18th November 2024 – Roberto Mayor (University College London, London, UK)

Chemo-mechanical signal in embryo development

Abstract:
Sir J. Gurdon has claimed that embryonic induction “is probably the single most important mechanism in vertebrate development, leading to differences between cells and the organization of cells into tissues and organs” (1987). Although embryonic induction was discovered over a hundred years ago (Spemann and Mangold, 1924), its molecular basis has only been elucidated in the last three decades with the identification of many inducers. However, this remarkable achievement—identifying the inductive molecules—addresses only half of the problem. Crucially, embryonic induction also requires tissues to be responsive to the inductive signals they receive (a concept known as embryonic competence); a topic that has been widely neglected. Thus far, researchers have focused on the molecules that may control competence, while the role of mechanics as a potential regulator of embryonic competence has remained unexplored. We demonstrated that the neural crest inductive signal (Wnt) is modulated by the mechanotransducer Yes Associated Protein (YAP), illustrating how mechanical and biochemical cues interplay to control embryonic competence. To demonstrate the universality of our findings, we showed that the same mechanism operates in human-induced neural crest cells, in addition to Xenopus embryos.

25th November 2024 – Jeremy Green (King’s College London, UK)

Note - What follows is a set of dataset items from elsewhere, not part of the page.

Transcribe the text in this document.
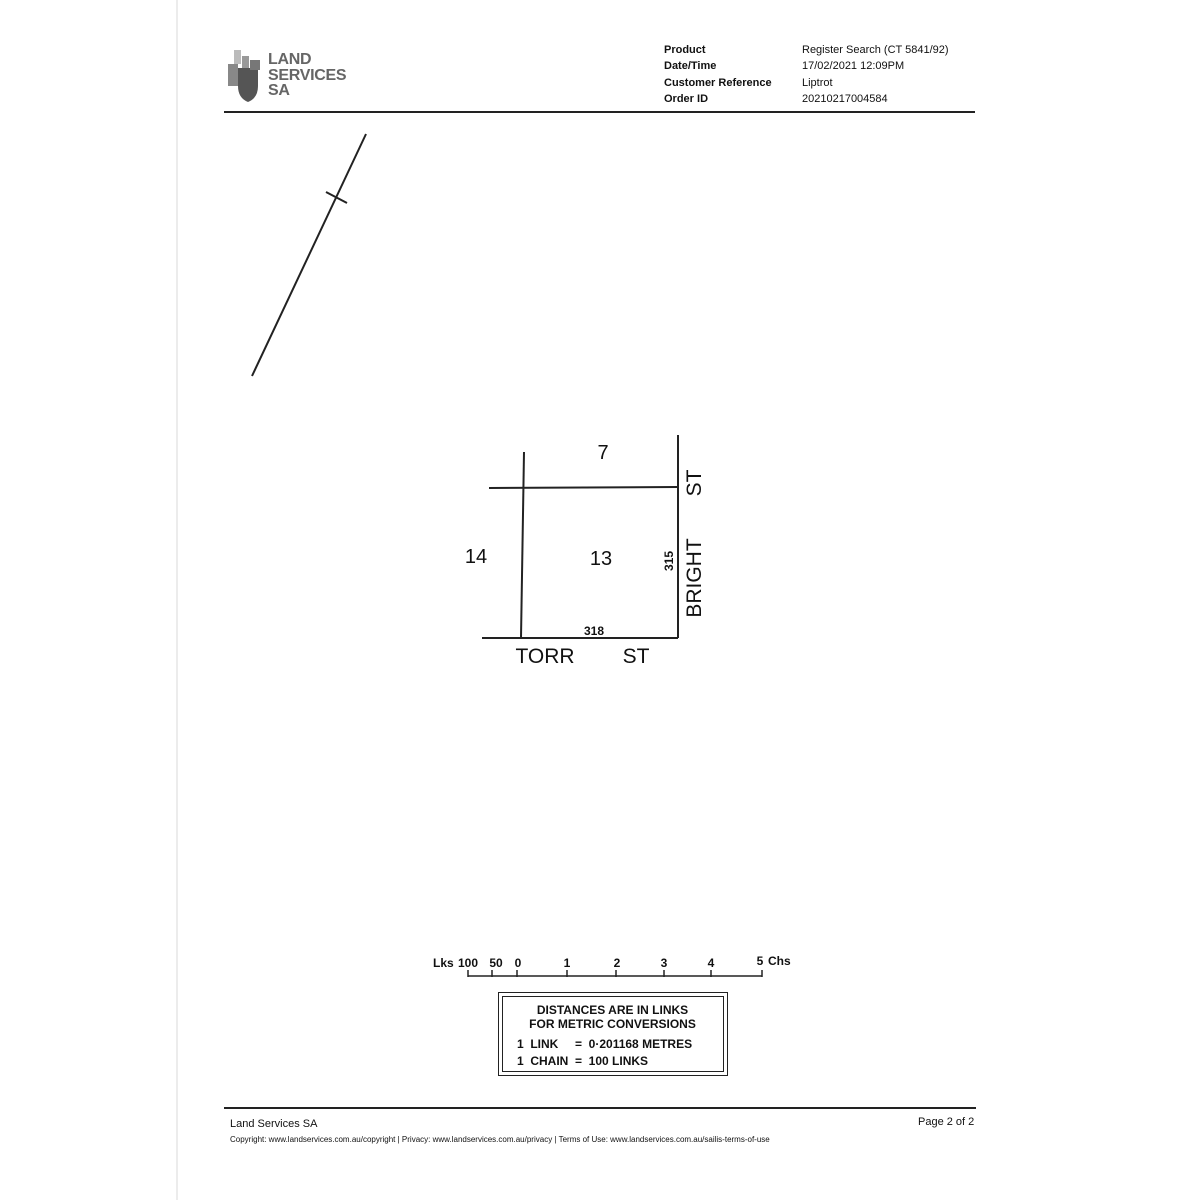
LAND
SERVICES
SA
Product	Register Search (CT 5841/92)
Date/Time	17/02/2021 12:09PM
Customer Reference	Liptrot
Order ID	20210217004584
7
14	13
318
315
TORR ST
BRIGHT
ST
Lks 100 50 0	1	2	3	4	5 Chs
DISTANCES ARE IN LINKS
FOR METRIC CONVERSIONS
1  LINK     =  0·201168 METRES
1  CHAIN  =  100 LINKS
Land Services SA
Copyright: www.landservices.com.au/copyright | Privacy: www.landservices.com.au/privacy | Terms of Use: www.landservices.com.au/sailis-terms-of-use
Page 2 of 2
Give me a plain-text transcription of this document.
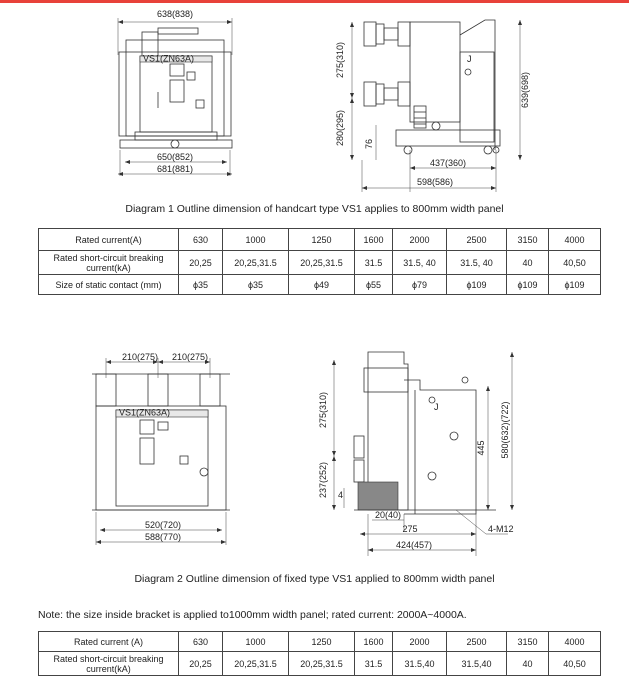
638(838)
VS1(ZN63A)
650(852)
681(881)
275(310)
280(295) 76
J
639(698)
437(360)
598(586)
210(275) 210(275)
VS1(ZN63A)
520(720)
588(770)
275(310)
237(252) 4
J
445 580(632)(722)
20(40)
275
424(457)
4-M12
Diagram 1 Outline dimension of handcart type VS1 applies to 800mm width panel
Rated current(A)	630	1000	1250	1600	2000	2500	3150	4000
Rated short-circuit breaking current(kA)	20,25	20,25,31.5	20,25,31.5	31.5	31.5, 40	31.5, 40	40	40,50
Size of static contact (mm)	ϕ35	ϕ35	ϕ49	ϕ55	ϕ79	ϕ109	ϕ109	ϕ109
Diagram 2 Outline dimension of fixed type VS1 applied to 800mm width panel
Note: the size inside bracket is applied to1000mm width panel; rated current: 2000A~4000A.
Rated current (A)	630	1000	1250	1600	2000	2500	3150	4000
Rated short-circuit breaking current(kA)	20,25	20,25,31.5	20,25,31.5	31.5	31.5,40	31.5,40	40	40,50
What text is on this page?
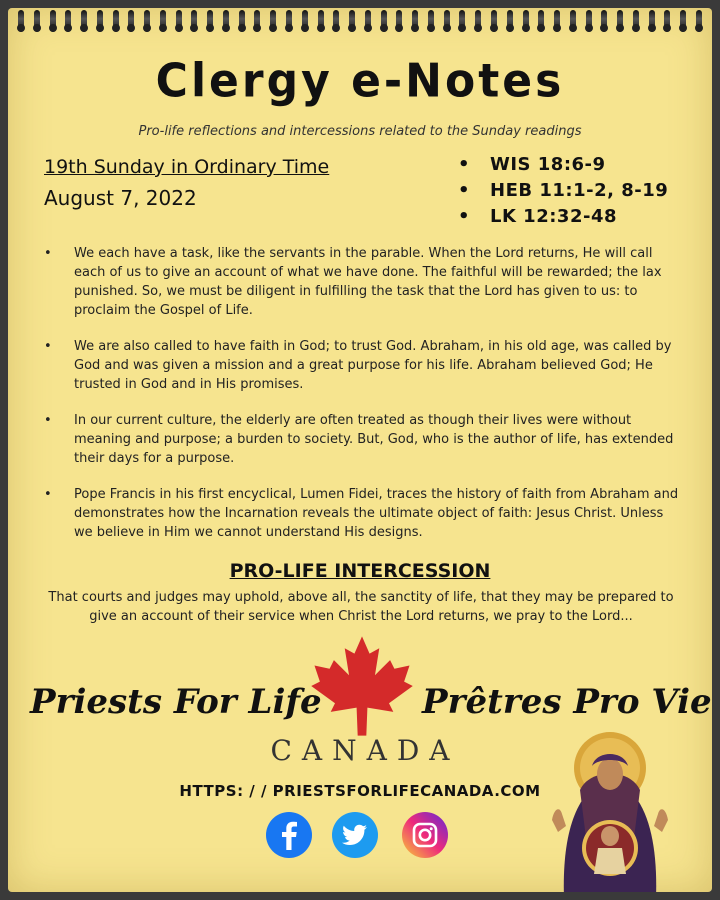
Clergy e-Notes
Pro-life reflections and intercessions related to the Sunday readings
19th Sunday in Ordinary Time
August 7, 2022
• WIS 18:6-9
• HEB 11:1-2, 8-19
• LK 12:32-48
• We each have a task, like the servants in the parable. When the Lord returns, He will call each of us to give an account of what we have done. The faithful will be rewarded; the lax punished. So, we must be diligent in fulfilling the task that the Lord has given to us: to proclaim the Gospel of Life.
• We are also called to have faith in God; to trust God. Abraham, in his old age, was called by God and was given a mission and a great purpose for his life. Abraham believed God; He trusted in God and in His promises.
• In our current culture, the elderly are often treated as though their lives were without meaning and purpose; a burden to society. But, God, who is the author of life, has extended their days for a purpose.
• Pope Francis in his first encyclical, Lumen Fidei, traces the history of faith from Abraham and demonstrates how the Incarnation reveals the ultimate object of faith: Jesus Christ. Unless we believe in Him we cannot understand His designs.
PRO-LIFE INTERCESSION
That courts and judges may uphold, above all, the sanctity of life, that they may be prepared to give an account of their service when Christ the Lord returns, we pray to the Lord...
Priests For Life	Prêtres Pro Vie
CANADA
HTTPS: / / PRIESTSFORLIFECANADA.COM
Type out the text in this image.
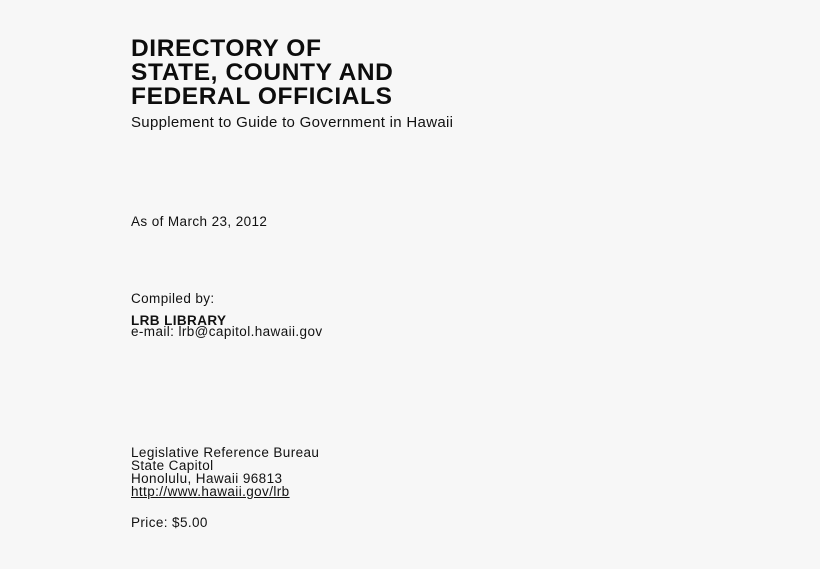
DIRECTORY OF
STATE, COUNTY AND
FEDERAL OFFICIALS
Supplement to Guide to Government in Hawaii
As of March 23, 2012
Compiled by:
LRB LIBRARY
e-mail: lrb@capitol.hawaii.gov
Legislative Reference Bureau
State Capitol
Honolulu, Hawaii 96813
http://www.hawaii.gov/lrb
Price: $5.00
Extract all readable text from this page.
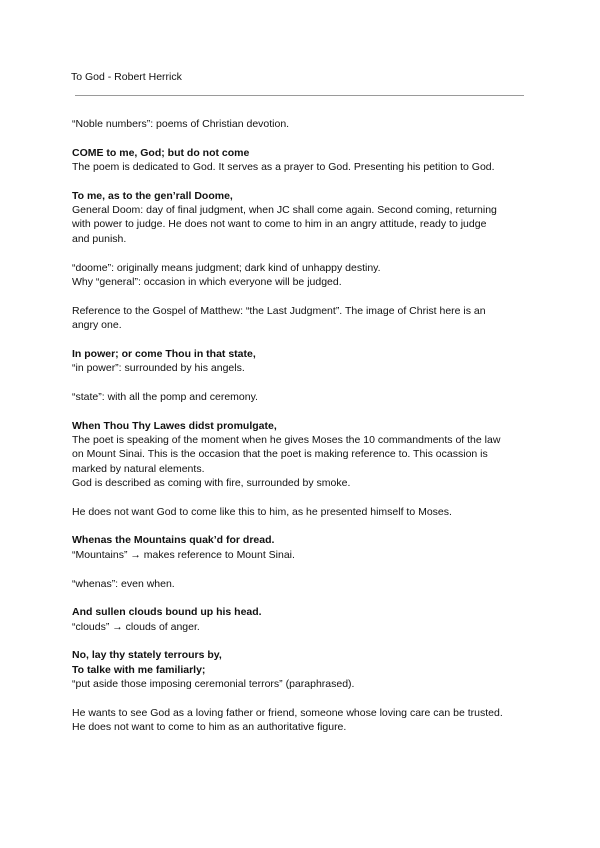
To God - Robert Herrick

“Noble numbers”: poems of Christian devotion.

COME to me, God; but do not come

The poem is dedicated to God. It serves as a prayer to God. Presenting his petition to God.

To me, as to the gen’rall Doome,

General Doom: day of final judgment, when JC shall come again. Second coming, returning

with power to judge. He does not want to come to him in an angry attitude, ready to judge

and punish.

“doome”: originally means judgment; dark kind of unhappy destiny.

Why “general”: occasion in which everyone will be judged.

Reference to the Gospel of Matthew: “the Last Judgment”. The image of Christ here is an

angry one.

In power; or come Thou in that state,

“in power”: surrounded by his angels.

“state”: with all the pomp and ceremony.

When Thou Thy Lawes didst promulgate,

The poet is speaking of the moment when he gives Moses the 10 commandments of the law

on Mount Sinai. This is the occasion that the poet is making reference to. This ocassion is

marked by natural elements.

God is described as coming with fire, surrounded by smoke.

He does not want God to come like this to him, as he presented himself to Moses.

Whenas the Mountains quak’d for dread.

“Mountains” → makes reference to Mount Sinai.

“whenas”: even when.

And sullen clouds bound up his head.

“clouds” → clouds of anger.

No, lay thy stately terrours by,

To talke with me familiarly;

“put aside those imposing ceremonial terrors” (paraphrased).

He wants to see God as a loving father or friend, someone whose loving care can be trusted.

He does not want to come to him as an authoritative figure.
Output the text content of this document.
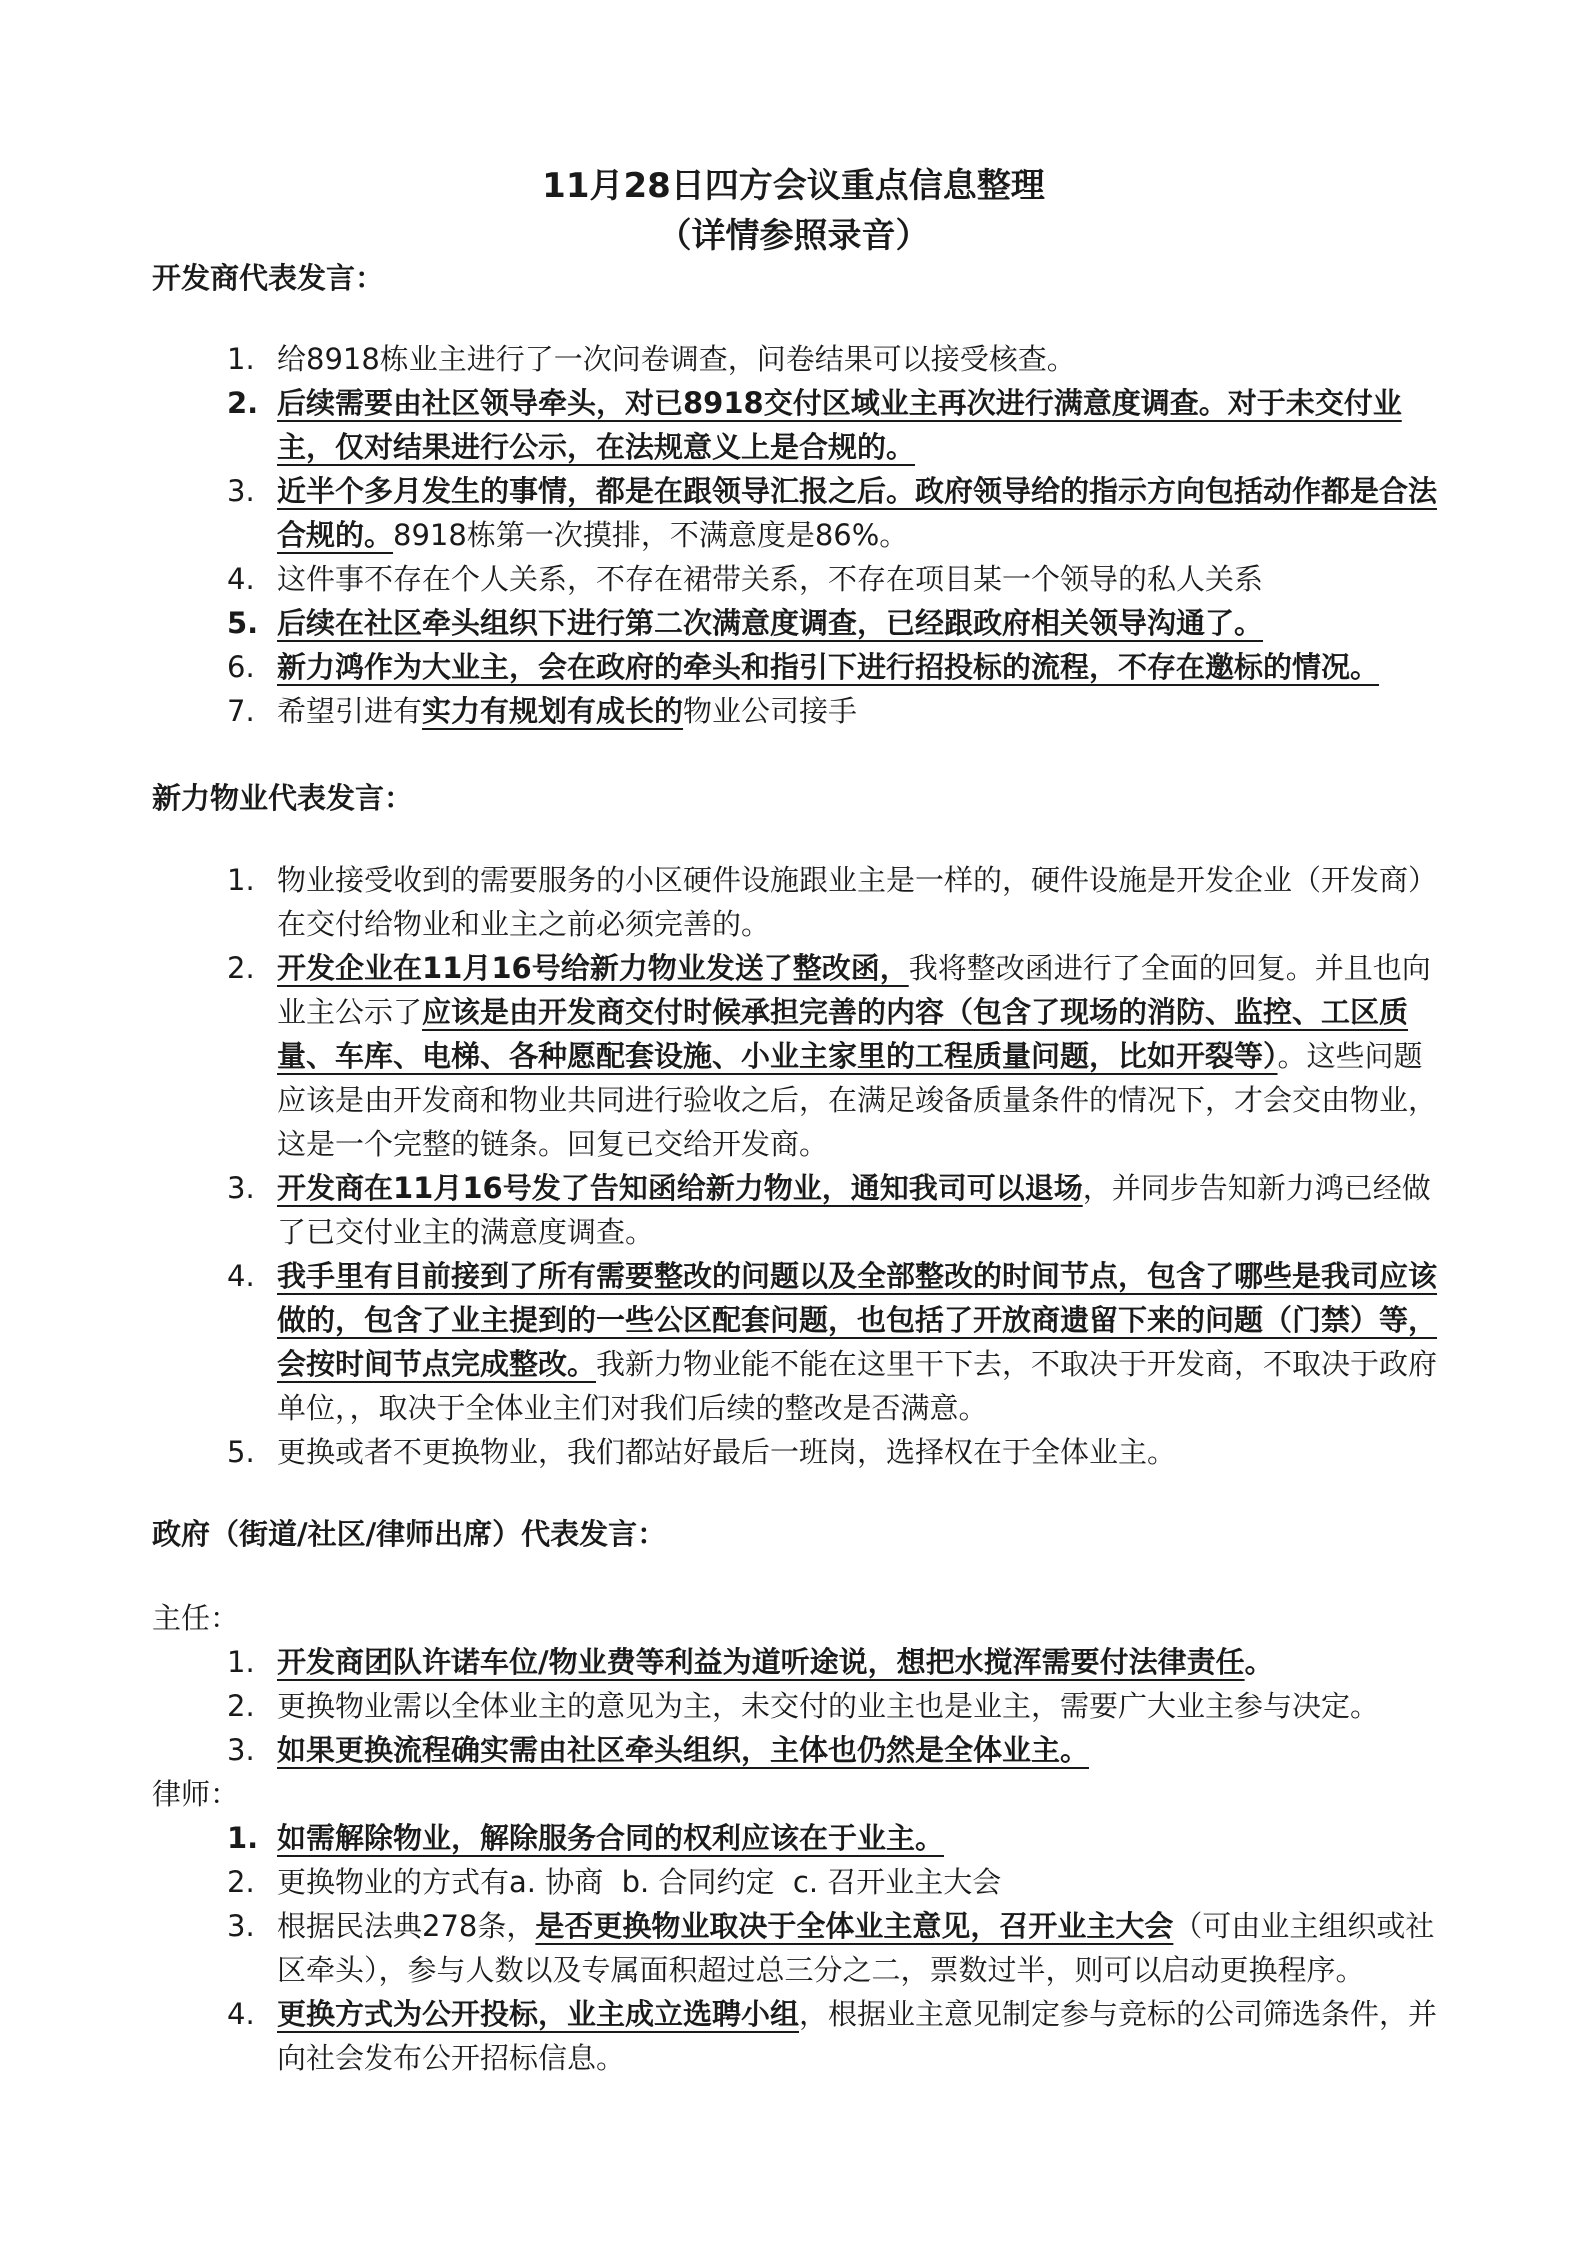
11月28日四方会议重点信息整理
（详情参照录音）
开发商代表发言：
1. 给8918栋业主进行了一次问卷调查，问卷结果可以接受核查。
2. 后续需要由社区领导牵头，对已8918交付区域业主再次进行满意度调查。对于未交付业主，仅对结果进行公示，在法规意义上是合规的。
3. 近半个多月发生的事情，都是在跟领导汇报之后。政府领导给的指示方向包括动作都是合法合规的。8918栋第一次摸排，不满意度是86%。
4. 这件事不存在个人关系，不存在裙带关系，不存在项目某一个领导的私人关系
5. 后续在社区牵头组织下进行第二次满意度调查，已经跟政府相关领导沟通了。
6. 新力鸿作为大业主，会在政府的牵头和指引下进行招投标的流程，不存在邀标的情况。
7. 希望引进有实力有规划有成长的物业公司接手
新力物业代表发言：
1. 物业接受收到的需要服务的小区硬件设施跟业主是一样的，硬件设施是开发企业（开发商）在交付给物业和业主之前必须完善的。
2. 开发企业在11月16号给新力物业发送了整改函，我将整改函进行了全面的回复。并且也向业主公示了应该是由开发商交付时候承担完善的内容（包含了现场的消防、监控、工区质量、车库、电梯、各种愿配套设施、小业主家里的工程质量问题，比如开裂等）。这些问题应该是由开发商和物业共同进行验收之后，在满足竣备质量条件的情况下，才会交由物业，这是一个完整的链条。回复已交给开发商。
3. 开发商在11月16号发了告知函给新力物业，通知我司可以退场，并同步告知新力鸿已经做了已交付业主的满意度调查。
4. 我手里有目前接到了所有需要整改的问题以及全部整改的时间节点，包含了哪些是我司应该做的，包含了业主提到的一些公区配套问题，也包括了开放商遗留下来的问题（门禁）等，会按时间节点完成整改。我新力物业能不能在这里干下去，不取决于开发商，不取决于政府单位，，取决于全体业主们对我们后续的整改是否满意。
5. 更换或者不更换物业，我们都站好最后一班岗，选择权在于全体业主。
政府（街道/社区/律师出席）代表发言：
主任：
1. 开发商团队许诺车位/物业费等利益为道听途说，想把水搅浑需要付法律责任。
2. 更换物业需以全体业主的意见为主，未交付的业主也是业主，需要广大业主参与决定。
3. 如果更换流程确实需由社区牵头组织，主体也仍然是全体业主。
律师：
1. 如需解除物业，解除服务合同的权利应该在于业主。
2. 更换物业的方式有a. 协商  b. 合同约定  c. 召开业主大会
3. 根据民法典278条，是否更换物业取决于全体业主意见，召开业主大会（可由业主组织或社区牵头），参与人数以及专属面积超过总三分之二，票数过半，则可以启动更换程序。
4. 更换方式为公开投标，业主成立选聘小组，根据业主意见制定参与竞标的公司筛选条件，并向社会发布公开招标信息。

Modelling Self-Organisation – an Alternative to Turing

Gastruloids, which model formation of the primary body axis of vertebrate embryos, turn themselves from spheres into rods, breaking symmetry to organise cell rearrangements known as convergent extension (CE). Gastruloid elongation demonstrates that CE is, or can be, entirely self-organising, and that self-organising mechanisms are embedded in this, and likely others of the many instances of CE in development. Classically, self-organisation in biology involves Turing Reaction-Diffusion (RD) patterning by diffusible morphogens. We have explored the possibility that a completely different, non-RD-based, self-organisation principle for symmetry-breaking by CE could exist, namely polarity-propagating mechanical feedback, for which there is experimental evidence at the single-cell level. Using in silico modelling, we show that extremely simple rules for mechanical interactions are sufficient to organise convergent extension. Thus, although Turing himself chose to consider only chemical morphogenesis, mechanical self-organisation seems likely to be involved in CE, either orthogonal to RD or providing a form of “double assurance” (robustness-enhancing redundancy).